Integrating of continuous graphene with periodic ferroelectric domains for adaptive terahertz photodetector

TL;DR

This paper introduces an adaptive terahertz photodetector using continuous graphene integrated with ferroelectric domains, enabling high responsivity and spectrum reconstruction without patterning graphene.

Contribution

It presents a novel design of a tunable THz detector with continuous graphene on ferroelectric domains, achieving high responsivity and broad spectrum operation.

Findings

Ultrahigh responsivity of 17.56 A/W at room temperature

Detectivity of 1.11×10^11 Jones

Broad operation band of 4.97 to 7.85 THz

Abstract

Graphene plasmons hold immense potential for terahertz (THz) detector application due to their fascinating interactions between radiation and matter.

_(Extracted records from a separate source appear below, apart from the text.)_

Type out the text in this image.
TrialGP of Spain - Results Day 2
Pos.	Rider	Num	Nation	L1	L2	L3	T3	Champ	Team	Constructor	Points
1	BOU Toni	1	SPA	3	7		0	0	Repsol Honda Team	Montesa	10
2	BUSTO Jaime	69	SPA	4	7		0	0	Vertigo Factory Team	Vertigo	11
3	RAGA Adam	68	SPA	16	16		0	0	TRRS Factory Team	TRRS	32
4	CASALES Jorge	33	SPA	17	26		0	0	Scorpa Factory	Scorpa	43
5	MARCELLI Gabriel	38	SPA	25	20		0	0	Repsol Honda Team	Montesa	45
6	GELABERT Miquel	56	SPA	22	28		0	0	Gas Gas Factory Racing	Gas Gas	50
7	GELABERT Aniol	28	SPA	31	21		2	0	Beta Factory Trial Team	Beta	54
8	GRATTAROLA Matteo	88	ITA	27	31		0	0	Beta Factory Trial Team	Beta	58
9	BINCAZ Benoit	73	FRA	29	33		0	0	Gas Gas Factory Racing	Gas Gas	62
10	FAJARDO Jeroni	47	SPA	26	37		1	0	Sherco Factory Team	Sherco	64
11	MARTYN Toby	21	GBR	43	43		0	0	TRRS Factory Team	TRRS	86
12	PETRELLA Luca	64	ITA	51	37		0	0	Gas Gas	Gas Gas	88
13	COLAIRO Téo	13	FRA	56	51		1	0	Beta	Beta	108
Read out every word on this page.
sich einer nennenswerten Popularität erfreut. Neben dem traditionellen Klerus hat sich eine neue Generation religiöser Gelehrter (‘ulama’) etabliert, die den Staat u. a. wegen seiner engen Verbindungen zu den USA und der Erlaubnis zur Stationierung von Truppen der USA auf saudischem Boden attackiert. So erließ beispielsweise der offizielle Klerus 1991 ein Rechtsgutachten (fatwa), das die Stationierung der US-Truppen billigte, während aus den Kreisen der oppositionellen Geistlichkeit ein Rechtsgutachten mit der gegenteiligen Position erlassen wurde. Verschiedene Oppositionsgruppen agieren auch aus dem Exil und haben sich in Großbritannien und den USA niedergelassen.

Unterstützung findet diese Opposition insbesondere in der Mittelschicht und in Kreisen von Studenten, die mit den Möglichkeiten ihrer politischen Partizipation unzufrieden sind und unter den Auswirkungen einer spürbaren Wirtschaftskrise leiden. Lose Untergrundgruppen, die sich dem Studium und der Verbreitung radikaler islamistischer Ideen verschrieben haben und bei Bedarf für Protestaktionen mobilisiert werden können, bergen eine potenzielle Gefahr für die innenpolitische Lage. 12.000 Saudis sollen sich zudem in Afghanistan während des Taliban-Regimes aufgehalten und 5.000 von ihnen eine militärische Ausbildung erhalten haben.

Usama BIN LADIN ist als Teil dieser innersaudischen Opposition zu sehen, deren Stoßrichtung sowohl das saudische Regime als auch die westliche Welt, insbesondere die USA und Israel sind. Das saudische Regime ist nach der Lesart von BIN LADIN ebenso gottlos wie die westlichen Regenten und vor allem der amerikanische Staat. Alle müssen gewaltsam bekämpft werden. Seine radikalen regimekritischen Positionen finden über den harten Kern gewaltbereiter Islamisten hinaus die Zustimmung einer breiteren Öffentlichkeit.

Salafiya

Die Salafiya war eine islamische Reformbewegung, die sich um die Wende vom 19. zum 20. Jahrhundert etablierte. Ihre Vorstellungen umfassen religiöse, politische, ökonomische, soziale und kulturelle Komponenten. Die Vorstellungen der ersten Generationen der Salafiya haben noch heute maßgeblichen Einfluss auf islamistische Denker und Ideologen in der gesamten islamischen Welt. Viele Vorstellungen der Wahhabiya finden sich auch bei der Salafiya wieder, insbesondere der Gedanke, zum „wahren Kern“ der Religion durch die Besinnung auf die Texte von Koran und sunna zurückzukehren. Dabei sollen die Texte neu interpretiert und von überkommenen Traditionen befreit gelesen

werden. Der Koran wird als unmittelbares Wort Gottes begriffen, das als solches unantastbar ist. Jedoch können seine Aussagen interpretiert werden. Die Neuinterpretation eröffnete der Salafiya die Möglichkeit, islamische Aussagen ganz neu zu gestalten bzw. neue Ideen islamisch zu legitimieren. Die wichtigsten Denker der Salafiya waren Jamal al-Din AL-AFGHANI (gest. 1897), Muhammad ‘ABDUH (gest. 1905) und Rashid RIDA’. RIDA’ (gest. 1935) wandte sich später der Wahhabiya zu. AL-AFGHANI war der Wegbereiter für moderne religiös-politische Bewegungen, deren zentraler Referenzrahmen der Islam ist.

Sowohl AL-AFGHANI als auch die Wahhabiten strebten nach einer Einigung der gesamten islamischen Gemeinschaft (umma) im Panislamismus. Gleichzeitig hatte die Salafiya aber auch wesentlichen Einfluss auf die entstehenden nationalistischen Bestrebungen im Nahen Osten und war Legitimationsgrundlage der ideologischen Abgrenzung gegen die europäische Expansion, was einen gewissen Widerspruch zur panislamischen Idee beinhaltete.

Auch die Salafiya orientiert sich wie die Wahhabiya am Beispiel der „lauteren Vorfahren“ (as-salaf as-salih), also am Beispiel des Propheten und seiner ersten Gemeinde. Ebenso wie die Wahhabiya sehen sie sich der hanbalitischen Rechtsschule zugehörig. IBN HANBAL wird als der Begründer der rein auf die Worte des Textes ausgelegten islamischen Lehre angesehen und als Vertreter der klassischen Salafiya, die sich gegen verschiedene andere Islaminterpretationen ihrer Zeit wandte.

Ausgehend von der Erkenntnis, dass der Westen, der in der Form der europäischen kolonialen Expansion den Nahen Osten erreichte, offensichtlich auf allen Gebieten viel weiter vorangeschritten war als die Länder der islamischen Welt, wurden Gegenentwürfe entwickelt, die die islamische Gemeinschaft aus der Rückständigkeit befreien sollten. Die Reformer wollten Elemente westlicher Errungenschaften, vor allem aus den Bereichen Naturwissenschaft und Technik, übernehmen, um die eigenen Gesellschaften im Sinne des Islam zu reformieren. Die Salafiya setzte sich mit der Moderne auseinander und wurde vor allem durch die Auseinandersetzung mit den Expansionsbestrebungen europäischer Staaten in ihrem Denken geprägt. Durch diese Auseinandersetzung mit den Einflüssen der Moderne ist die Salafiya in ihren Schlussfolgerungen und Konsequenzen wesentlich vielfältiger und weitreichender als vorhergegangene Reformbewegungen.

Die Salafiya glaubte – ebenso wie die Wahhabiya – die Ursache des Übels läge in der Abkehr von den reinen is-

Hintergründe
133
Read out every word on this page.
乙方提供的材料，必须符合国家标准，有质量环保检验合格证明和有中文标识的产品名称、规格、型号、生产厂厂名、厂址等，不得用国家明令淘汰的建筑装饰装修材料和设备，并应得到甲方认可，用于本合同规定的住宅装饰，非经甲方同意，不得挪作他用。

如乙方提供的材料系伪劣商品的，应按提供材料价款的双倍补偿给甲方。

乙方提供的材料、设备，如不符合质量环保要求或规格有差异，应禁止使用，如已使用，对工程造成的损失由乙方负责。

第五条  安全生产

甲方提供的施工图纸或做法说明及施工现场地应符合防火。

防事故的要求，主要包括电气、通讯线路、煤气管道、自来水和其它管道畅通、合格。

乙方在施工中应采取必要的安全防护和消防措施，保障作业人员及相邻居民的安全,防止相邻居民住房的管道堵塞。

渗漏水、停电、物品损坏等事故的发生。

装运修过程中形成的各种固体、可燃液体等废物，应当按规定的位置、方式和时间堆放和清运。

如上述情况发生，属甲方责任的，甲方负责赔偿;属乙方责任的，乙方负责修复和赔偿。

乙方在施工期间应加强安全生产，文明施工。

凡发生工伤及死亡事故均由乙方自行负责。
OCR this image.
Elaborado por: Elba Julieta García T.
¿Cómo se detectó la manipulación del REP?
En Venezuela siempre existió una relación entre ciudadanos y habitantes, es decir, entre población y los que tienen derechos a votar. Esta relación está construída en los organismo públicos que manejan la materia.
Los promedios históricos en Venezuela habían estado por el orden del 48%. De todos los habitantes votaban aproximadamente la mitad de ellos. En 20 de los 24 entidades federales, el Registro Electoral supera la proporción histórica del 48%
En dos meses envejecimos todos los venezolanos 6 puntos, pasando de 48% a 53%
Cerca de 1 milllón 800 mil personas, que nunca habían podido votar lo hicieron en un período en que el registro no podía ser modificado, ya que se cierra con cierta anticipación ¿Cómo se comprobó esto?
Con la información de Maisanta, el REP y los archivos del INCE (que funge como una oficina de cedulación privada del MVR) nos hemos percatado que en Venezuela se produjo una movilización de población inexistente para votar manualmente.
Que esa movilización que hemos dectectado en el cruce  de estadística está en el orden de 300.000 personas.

However, it has remained challenging to excite and manipulate graphene plasmons within continuous graphene that is free of patterning technique. Here, we report an adaptive wavelength-sensitive terahertz detector consisting of continuous graphene integrated onto a ferroelectric thin film with periodic polarization domains. This designed device is capable of absorbing THz waves with zero input bias voltage because of highly confinement of surface plasmons within the interface between graphene and ferroelectrics. By reconfiguring an interweaving squared ferroelectric domain array with alternating upward and downward polarizations, our devices theoretically own an ultrahigh responsivity of 17.56 A W-1 and a specific detectivity of 1.11*10^11 Jones at room temperature. We also demonstrate that the photodetectors make possible for spectrum reconstruction application of portable spectrometer at a broad operation band of 4.97 to 7.85 THz with resolution up to 0.02 THz combining the mathematical algorithms.